Poop into a bucket, close it up tight and store it? Not a good idea for many reasons, including that you’ll quickly run out of buckets. “Bagging poo allows you to store it when it gets full and keep using the bucket. It keeps the poo in one place – no transferring, no splashing,” says Green’s presentation. Plus, a tight bucket lid can create anaerobic conditions, leading to the deadliest of poisons – botulism.

Green acknowledged that sanitation after a disaster is not a topic most people want to spend a sunny March morning addressing, but he did his best to keep the presentation light. One of his slides, for example, showed a “Tippy Tap,” an alternative hand-washing method.

It consisted of a water container roped to a branch at an angle, with a hole one-third of the way from the top of the container. Pulling a string attached to the container cap would tilt the bucket enough for water to pour out.
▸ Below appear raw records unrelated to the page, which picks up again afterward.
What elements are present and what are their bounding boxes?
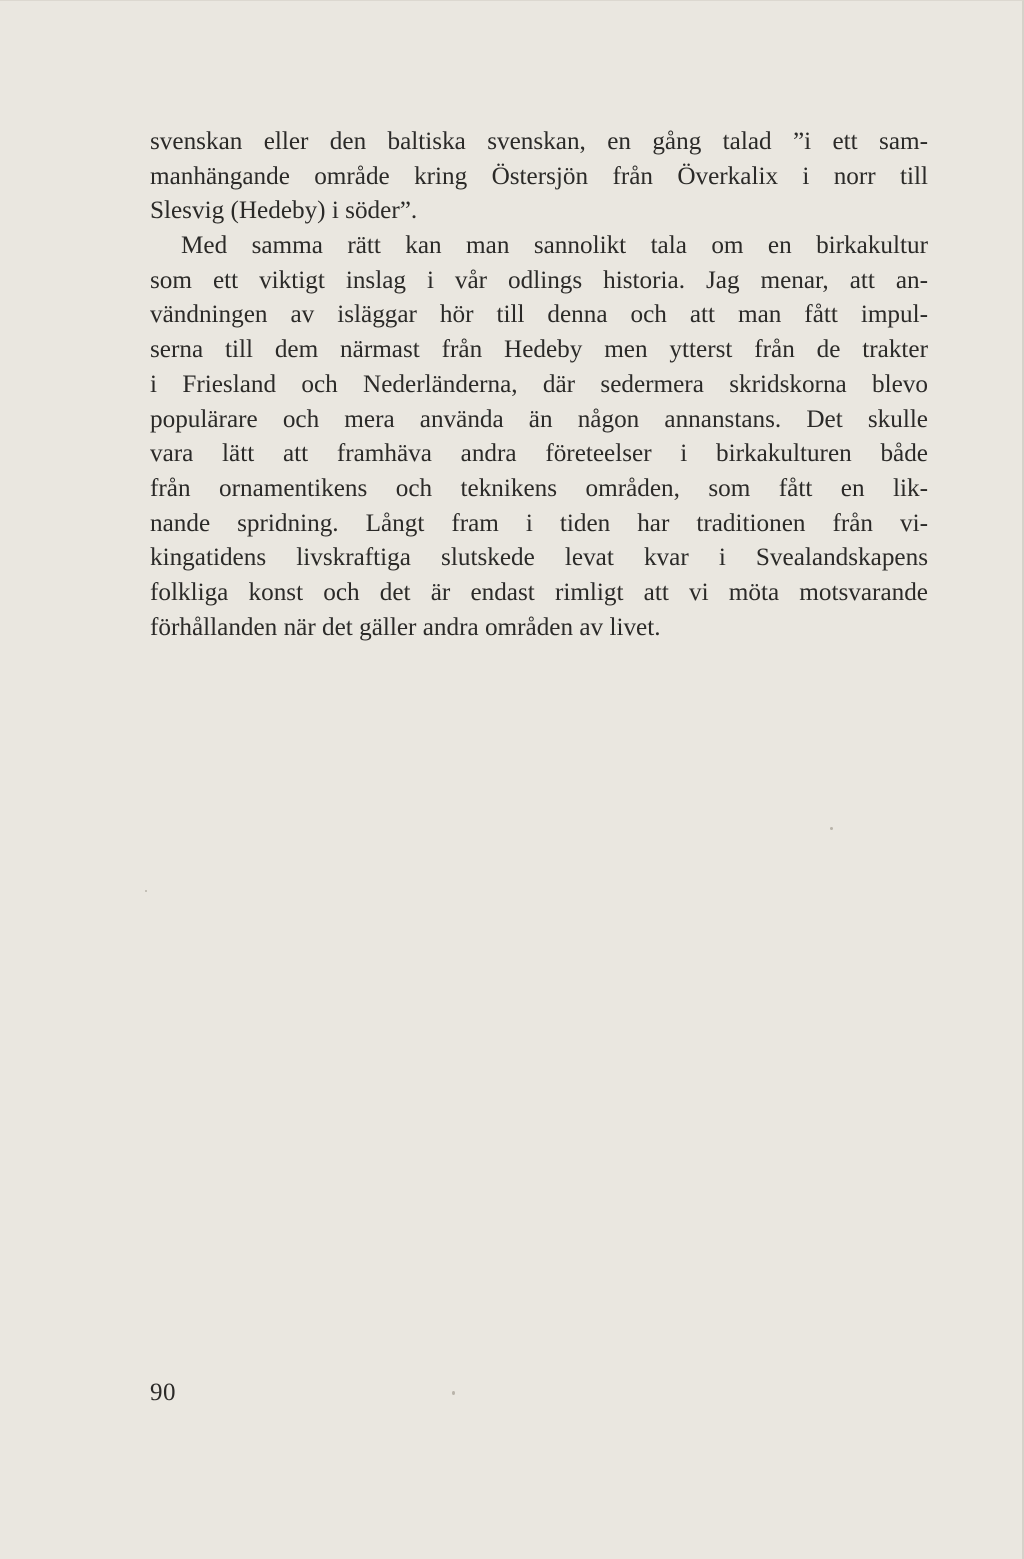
text-line: kingatidens livskraftiga slutskede levat kvar i Svealandskapens (150, 544, 928, 572)
text-line: vara lätt att framhäva andra företeelser i birkakulturen både (150, 440, 928, 468)
text-line: folkliga konst och det är endast rimligt att vi möta motsvarande (150, 578, 928, 606)
text-line: manhängande område kring Östersjön från Överkalix i norr till (150, 162, 928, 190)
paper-speck (452, 1391, 455, 1395)
text-line: serna till dem närmast från Hedeby men ytterst från de trakter (150, 336, 928, 364)
paragraph-first-line: Med samma rätt kan man sannolikt tala om en birkakultur (181, 232, 928, 260)
text-line: vändningen av isläggar hör till denna och att man fått impul- (150, 301, 928, 329)
text-line: Slesvig (Hedeby) i söder”. (150, 197, 418, 225)
text-line: från ornamentikens och teknikens områden, som fått en lik- (150, 474, 928, 502)
text-line: svenskan eller den baltiska svenskan, en gång talad ”i ett sam- (150, 128, 928, 155)
text-line: i Friesland och Nederländerna, där sedermera skridskorna blevo (150, 370, 928, 398)
text-line: som ett viktigt inslag i vår odlings historia. Jag menar, att an- (150, 266, 928, 294)
paper-speck (145, 890, 147, 892)
body-text (150, 125, 928, 645)
paper-speck (830, 827, 833, 830)
text-line: populärare och mera använda än någon annanstans. Det skulle (150, 405, 928, 433)
page-number: 90 (150, 1379, 176, 1406)
text-line: förhållanden när det gäller andra områden av livet. (150, 613, 661, 641)
text-line: nande spridning. Långt fram i tiden har traditionen från vi- (150, 509, 928, 537)
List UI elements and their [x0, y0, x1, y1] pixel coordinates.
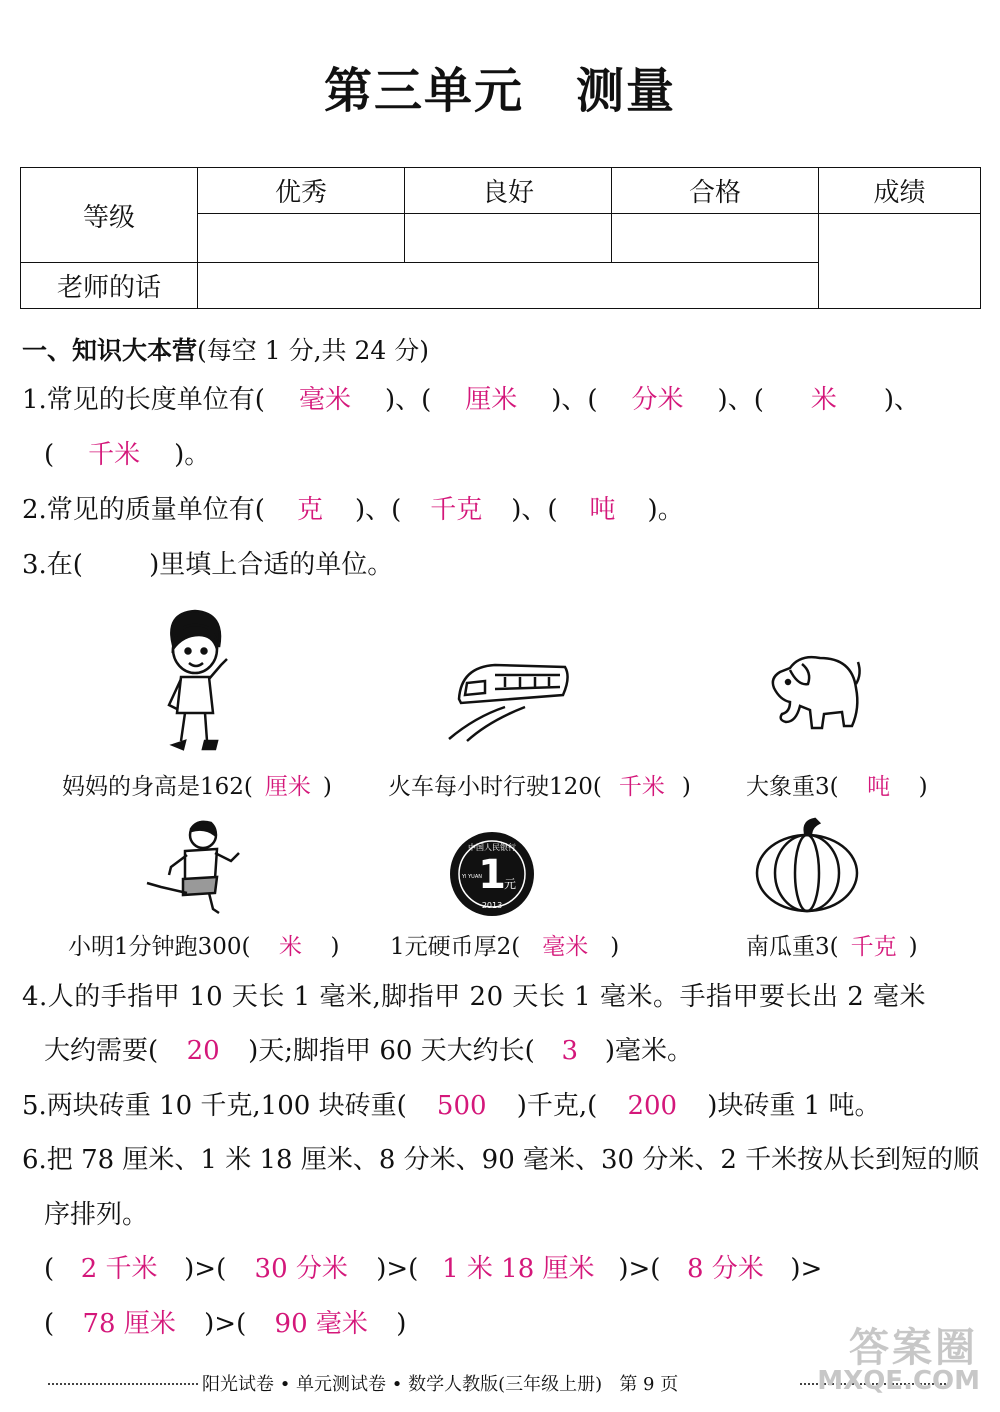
- section-title: 一、知识大本营: [22, 336, 198, 365]
- q6-close: ): [396, 1309, 407, 1339]
- grade-table: [20, 167, 981, 309]
- caption-boy-text: 小明1分钟跑300(: [68, 934, 251, 960]
- train-picture: [445, 655, 575, 745]
- q6-gt-5: )>(: [204, 1309, 247, 1339]
- caption-pumpkin-close: ): [908, 934, 918, 960]
- elephant-picture: [760, 648, 865, 743]
- q5-text-a: 5.两块砖重 10 千克,100 块砖重(: [22, 1091, 407, 1121]
- q2-answer-3: 吨: [589, 495, 616, 525]
- coin-value: 1: [478, 852, 506, 898]
- teacher-comment-label: 老师的话: [21, 263, 198, 309]
- caption-mother-answer: 厘米: [264, 774, 311, 800]
- q1-close: )。: [174, 440, 211, 470]
- q5-answer-2: 200: [627, 1091, 678, 1121]
- running-boy-picture: [135, 817, 245, 917]
- q4-answer-2: 3: [561, 1036, 579, 1066]
- caption-pumpkin: [746, 928, 918, 961]
- footer-dots-left: [48, 1383, 198, 1385]
- q6-answer-1: 2 千米: [80, 1254, 158, 1284]
- question-4-line1: 4.人的手指甲 10 天长 1 毫米,脚指甲 20 天长 1 毫米。手指甲要长出 2 毫米: [22, 982, 927, 1012]
- caption-coin-close: ): [610, 934, 620, 960]
- excellent-cell[interactable]: [198, 214, 405, 263]
- q1-answer-1: 毫米: [298, 385, 351, 415]
- caption-elephant: [746, 768, 928, 801]
- footer-text: 阳光试卷 • 单元测试卷 • 数学人教版(三年级上册) 第 9 页: [202, 1374, 679, 1395]
- caption-pumpkin-text: 南瓜重3(: [746, 934, 839, 960]
- good-cell[interactable]: [405, 214, 612, 263]
- q1-sep-1: )、(: [384, 385, 432, 415]
- page-title: [0, 52, 1000, 121]
- caption-elephant-text: 大象重3(: [746, 774, 839, 800]
- caption-boy-close: ): [330, 934, 340, 960]
- coin-picture: [448, 830, 536, 918]
- caption-elephant-answer: 吨: [867, 774, 891, 800]
- q4-text-c: )毫米。: [604, 1036, 693, 1066]
- q6-answer-6: 90 毫米: [274, 1309, 368, 1339]
- q2-prefix: 2.常见的质量单位有(: [22, 495, 265, 525]
- pass-cell[interactable]: [612, 214, 819, 263]
- teacher-comment-cell[interactable]: [198, 263, 819, 309]
- q1-sep-4: )、: [883, 385, 920, 415]
- caption-train: [388, 768, 691, 801]
- caption-mother: [62, 768, 332, 801]
- q2-close: )。: [647, 495, 684, 525]
- caption-train-text: 火车每小时行驶120(: [388, 774, 602, 800]
- q2-sep-2: )、(: [511, 495, 558, 525]
- caption-elephant-close: ): [918, 774, 928, 800]
- q6-answer-4: 8 分米: [686, 1254, 764, 1284]
- caption-coin-text: 1元硬币厚2(: [390, 934, 521, 960]
- question-4-line2: [44, 1036, 693, 1066]
- title-unit: 第三单元: [323, 63, 524, 119]
- q1-sep-2: )、(: [551, 385, 598, 415]
- q5-text-b: )千克,(: [516, 1091, 598, 1121]
- caption-mother-text: 妈妈的身高是162(: [62, 774, 253, 800]
- section-points: (每空 1 分,共 24 分): [197, 336, 429, 365]
- coin-pinyin: YI YUAN: [462, 874, 482, 880]
- level-label: 等级: [21, 168, 198, 263]
- q6-gt-1: )>(: [184, 1254, 227, 1284]
- q1-answer-2: 厘米: [465, 385, 518, 415]
- caption-boy-answer: 米: [279, 934, 303, 960]
- score-header: 成绩: [819, 168, 981, 214]
- q5-text-c: )块砖重 1 吨。: [707, 1091, 881, 1121]
- caption-boy: [68, 928, 340, 961]
- q6-gt-4: )>: [790, 1254, 823, 1284]
- q1-answer-4: 米: [810, 385, 837, 415]
- question-6-line2: 序排列。: [44, 1200, 149, 1230]
- caption-pumpkin-answer: 千克: [850, 934, 897, 960]
- q1-open: (: [44, 440, 55, 470]
- question-6-order-line2: [44, 1309, 406, 1339]
- q6-answer-2: 30 分米: [254, 1254, 348, 1284]
- watermark-logo: 答案圈: [849, 1325, 978, 1371]
- score-cell[interactable]: [819, 214, 981, 309]
- watermark-url: MXQE.COM: [817, 1366, 980, 1396]
- question-1-line1: [22, 385, 920, 415]
- q4-text-a: 大约需要(: [44, 1036, 159, 1066]
- q6-gt-2: )>(: [376, 1254, 419, 1284]
- caption-coin-answer: 毫米: [542, 934, 589, 960]
- title-topic: 测量: [576, 63, 677, 119]
- q5-answer-1: 500: [436, 1091, 487, 1121]
- q4-answer-1: 20: [186, 1036, 220, 1066]
- question-6-order-line1: [44, 1254, 822, 1284]
- caption-train-answer: 千米: [618, 774, 665, 800]
- q6-answer-5: 78 厘米: [82, 1309, 176, 1339]
- section-heading: [22, 331, 429, 367]
- q1-sep-3: )、(: [717, 385, 764, 415]
- question-6-line1: 6.把 78 厘米、1 米 18 厘米、8 分米、90 毫米、30 分米、2 千米按从长到短的顺: [22, 1145, 980, 1175]
- coin-unit: 元: [503, 877, 517, 891]
- coin-year: 2013: [481, 901, 503, 910]
- caption-mother-close: ): [322, 774, 332, 800]
- question-5: [22, 1091, 881, 1121]
- pumpkin-picture: [755, 815, 860, 915]
- q2-answer-1: 克: [296, 495, 323, 525]
- caption-train-close: ): [681, 774, 691, 800]
- q6-open-1: (: [44, 1254, 55, 1284]
- pass-header: 合格: [612, 168, 819, 214]
- q6-open-2: (: [44, 1309, 55, 1339]
- q2-sep-1: )、(: [354, 495, 402, 525]
- question-2: [22, 495, 684, 525]
- coin-rim-text: 中国人民银行: [468, 843, 516, 852]
- q1-answer-3: 分米: [631, 385, 684, 415]
- excellent-header: 优秀: [198, 168, 405, 214]
- q6-gt-3: )>(: [618, 1254, 661, 1284]
- caption-coin: [390, 928, 619, 961]
- q6-answer-3: 1 米 18 厘米: [442, 1254, 595, 1284]
- q2-answer-2: 千克: [430, 495, 483, 525]
- question-1-line2: [44, 440, 210, 470]
- q1-prefix: 1.常见的长度单位有(: [22, 385, 265, 415]
- q1-answer-5: 千米: [88, 440, 141, 470]
- q4-text-b: )天;脚指甲 60 天大约长(: [248, 1036, 535, 1066]
- question-3: 3.在( )里填上合适的单位。: [22, 550, 394, 580]
- mother-picture: [155, 605, 245, 755]
- good-header: 良好: [405, 168, 612, 214]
Beside it, a bar of soap is hung from the branch on a string.

Tippy Tap slide from Disaster Sanitation presentation.

The slide itself wasn’t encouraging: “Easy to make, hard to aim and thus wasteful of water;” it said. “Best used outdoors.”

Green’s comment: “Not recommended.”

But discomfort with the topic of sanitation shouldn’t discourage people from honouring the work of the poo crews after a disaster, said Green. It’s a nasty job nobody wants to do, but it’s among the most important, essential and life-saving work that happens in a disaster.

In the end, he said, the sanitation workers may save more lives than the medical crews.